Cultural Exchange Students Exploited for Cheap Labor

Exchange students did not get jobs as promised.

Exchange students did not get jobs as promised.

Some students from Jamaica and the Dominican Republic who were promised opportunities to experience American culture as they worked on jobs in the U.S. have filed a complaint with the U.S. Department of State (State Department) claiming that they were used as cheap labor for businesses in Myrtle Beach, South Carolina.

The eleven students were participants of the J-1 Summer Work Travel program that was created by congress more than 50 years ago. The goal of the program is to foster good will between the people of the U.S. and other countries. Foreign youths who participate in the program pay U.S. job placement agencies called “sponsors” to place them with U.S. employers in jobs that offer them cultural exchange opportunities. Sponsors for the program are designated by the State Department, the agency that oversees the program.

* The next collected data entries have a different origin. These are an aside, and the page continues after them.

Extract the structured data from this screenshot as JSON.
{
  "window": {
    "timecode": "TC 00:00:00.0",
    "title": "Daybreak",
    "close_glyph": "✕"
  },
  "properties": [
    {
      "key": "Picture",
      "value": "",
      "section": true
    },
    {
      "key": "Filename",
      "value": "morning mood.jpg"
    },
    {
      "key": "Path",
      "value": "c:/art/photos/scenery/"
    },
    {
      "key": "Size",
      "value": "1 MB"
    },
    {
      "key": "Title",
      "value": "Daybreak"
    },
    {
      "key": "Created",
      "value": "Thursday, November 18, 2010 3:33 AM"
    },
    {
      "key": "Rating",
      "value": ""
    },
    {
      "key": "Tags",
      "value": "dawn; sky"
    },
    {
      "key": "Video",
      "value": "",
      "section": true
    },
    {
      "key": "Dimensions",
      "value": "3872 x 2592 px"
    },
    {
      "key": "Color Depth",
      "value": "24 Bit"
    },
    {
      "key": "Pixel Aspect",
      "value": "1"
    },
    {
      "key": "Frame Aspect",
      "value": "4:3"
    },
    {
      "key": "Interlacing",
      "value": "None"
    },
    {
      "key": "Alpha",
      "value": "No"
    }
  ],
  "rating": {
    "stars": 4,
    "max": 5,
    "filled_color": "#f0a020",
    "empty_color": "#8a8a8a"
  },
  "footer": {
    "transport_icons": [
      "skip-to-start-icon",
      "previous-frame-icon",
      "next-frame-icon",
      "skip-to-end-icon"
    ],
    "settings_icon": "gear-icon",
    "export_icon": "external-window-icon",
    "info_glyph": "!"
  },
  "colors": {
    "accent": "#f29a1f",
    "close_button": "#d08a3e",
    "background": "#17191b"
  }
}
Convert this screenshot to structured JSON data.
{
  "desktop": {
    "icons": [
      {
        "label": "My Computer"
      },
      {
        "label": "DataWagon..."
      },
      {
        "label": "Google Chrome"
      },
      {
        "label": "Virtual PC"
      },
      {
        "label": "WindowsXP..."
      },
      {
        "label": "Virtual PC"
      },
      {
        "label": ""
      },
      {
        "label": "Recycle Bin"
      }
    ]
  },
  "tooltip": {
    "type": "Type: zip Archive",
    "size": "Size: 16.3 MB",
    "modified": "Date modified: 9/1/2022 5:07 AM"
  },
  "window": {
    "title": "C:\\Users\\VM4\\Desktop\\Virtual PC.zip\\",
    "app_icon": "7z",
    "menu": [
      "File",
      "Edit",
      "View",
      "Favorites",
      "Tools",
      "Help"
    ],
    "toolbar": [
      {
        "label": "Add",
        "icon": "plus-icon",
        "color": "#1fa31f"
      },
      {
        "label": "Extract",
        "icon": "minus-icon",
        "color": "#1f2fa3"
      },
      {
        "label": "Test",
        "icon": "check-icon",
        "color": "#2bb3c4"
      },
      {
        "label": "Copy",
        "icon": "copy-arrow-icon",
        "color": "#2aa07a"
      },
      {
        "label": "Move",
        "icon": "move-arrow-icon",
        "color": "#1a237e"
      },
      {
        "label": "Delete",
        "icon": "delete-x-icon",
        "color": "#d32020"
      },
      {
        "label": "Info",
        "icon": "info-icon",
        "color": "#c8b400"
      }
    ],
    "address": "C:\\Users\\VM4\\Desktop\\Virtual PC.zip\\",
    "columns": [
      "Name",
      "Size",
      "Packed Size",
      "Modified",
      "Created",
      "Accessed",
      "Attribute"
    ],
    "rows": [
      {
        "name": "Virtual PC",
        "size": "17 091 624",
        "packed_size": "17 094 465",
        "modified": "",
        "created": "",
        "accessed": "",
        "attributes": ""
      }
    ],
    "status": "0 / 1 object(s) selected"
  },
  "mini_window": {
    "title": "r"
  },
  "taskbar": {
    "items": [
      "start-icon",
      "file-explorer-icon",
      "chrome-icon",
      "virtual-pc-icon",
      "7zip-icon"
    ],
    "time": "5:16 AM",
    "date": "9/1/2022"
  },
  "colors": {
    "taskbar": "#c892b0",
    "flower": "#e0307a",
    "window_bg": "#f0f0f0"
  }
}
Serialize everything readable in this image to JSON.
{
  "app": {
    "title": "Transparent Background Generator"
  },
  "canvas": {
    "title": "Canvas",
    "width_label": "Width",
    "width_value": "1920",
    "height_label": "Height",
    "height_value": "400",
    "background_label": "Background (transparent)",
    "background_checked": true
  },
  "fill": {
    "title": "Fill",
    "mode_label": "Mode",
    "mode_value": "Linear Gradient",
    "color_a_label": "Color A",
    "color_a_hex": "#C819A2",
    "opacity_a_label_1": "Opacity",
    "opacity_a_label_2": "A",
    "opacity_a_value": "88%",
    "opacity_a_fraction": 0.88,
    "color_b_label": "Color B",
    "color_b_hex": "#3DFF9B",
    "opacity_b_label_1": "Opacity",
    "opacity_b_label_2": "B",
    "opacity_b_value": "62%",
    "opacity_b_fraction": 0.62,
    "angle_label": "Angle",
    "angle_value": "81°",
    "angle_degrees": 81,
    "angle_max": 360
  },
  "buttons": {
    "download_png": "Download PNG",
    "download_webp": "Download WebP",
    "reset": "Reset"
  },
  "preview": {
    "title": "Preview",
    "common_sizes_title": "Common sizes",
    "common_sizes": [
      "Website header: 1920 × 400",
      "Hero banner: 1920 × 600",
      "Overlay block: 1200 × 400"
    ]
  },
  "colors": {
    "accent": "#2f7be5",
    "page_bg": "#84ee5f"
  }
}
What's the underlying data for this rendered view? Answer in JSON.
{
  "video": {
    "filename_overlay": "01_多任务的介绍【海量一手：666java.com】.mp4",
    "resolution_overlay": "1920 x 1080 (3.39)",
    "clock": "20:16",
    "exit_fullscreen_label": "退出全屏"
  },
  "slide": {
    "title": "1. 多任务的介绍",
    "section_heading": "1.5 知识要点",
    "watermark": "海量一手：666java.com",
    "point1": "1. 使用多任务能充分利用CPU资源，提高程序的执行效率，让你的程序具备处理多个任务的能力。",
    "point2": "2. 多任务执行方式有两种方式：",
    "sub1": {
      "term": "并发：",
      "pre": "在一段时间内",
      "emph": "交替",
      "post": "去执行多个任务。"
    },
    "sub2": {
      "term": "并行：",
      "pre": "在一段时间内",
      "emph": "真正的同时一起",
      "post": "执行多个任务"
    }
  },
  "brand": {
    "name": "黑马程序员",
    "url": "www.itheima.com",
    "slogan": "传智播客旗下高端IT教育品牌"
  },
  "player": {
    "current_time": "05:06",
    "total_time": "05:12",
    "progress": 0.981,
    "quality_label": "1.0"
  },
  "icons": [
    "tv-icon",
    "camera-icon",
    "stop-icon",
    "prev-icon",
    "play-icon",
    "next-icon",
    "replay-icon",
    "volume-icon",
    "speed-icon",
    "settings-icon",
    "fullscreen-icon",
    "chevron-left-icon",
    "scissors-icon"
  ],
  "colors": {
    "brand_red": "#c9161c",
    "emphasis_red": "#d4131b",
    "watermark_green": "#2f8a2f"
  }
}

Employers do not have to pay payroll taxes for the J-1 workers, thereby saving approximately eight percent on payroll taxes. The jobs also do not have to be advertised locally; nor are employers required to pay the prevailing local wage for each position.

 In July, the Southern Poverty Law Center filed a complaint with the State Department on behalf of the students. According to the complaint, the students were promised opportunities to experience U.S. culture as they worked jobs at resorts and ice cream shops, but were instead placed with a labor broker who sold them to various hotels to perform exhausting housekeeping and laundry jobs that offered little opportunity for cultural exchange.

The complaint further relates that when the students were not working, they lived in housing arranged by the labor broker. The housing was “cramped and substandard”; eight workers were placed in a small, bed bug-infested apartment with one bathroom. Each student was charged $90.00 per week for rent.

When a student complained about work and housing conditions, an official with the labor broker said “troublemakers” would be kicked out of the program. Such retaliation against J-1 workers violates State Department regulations for the program.

The suit seeks to prohibit the labor broker from participating in the program. It also seeks reimbursement to the students for their expenses to participate in the program.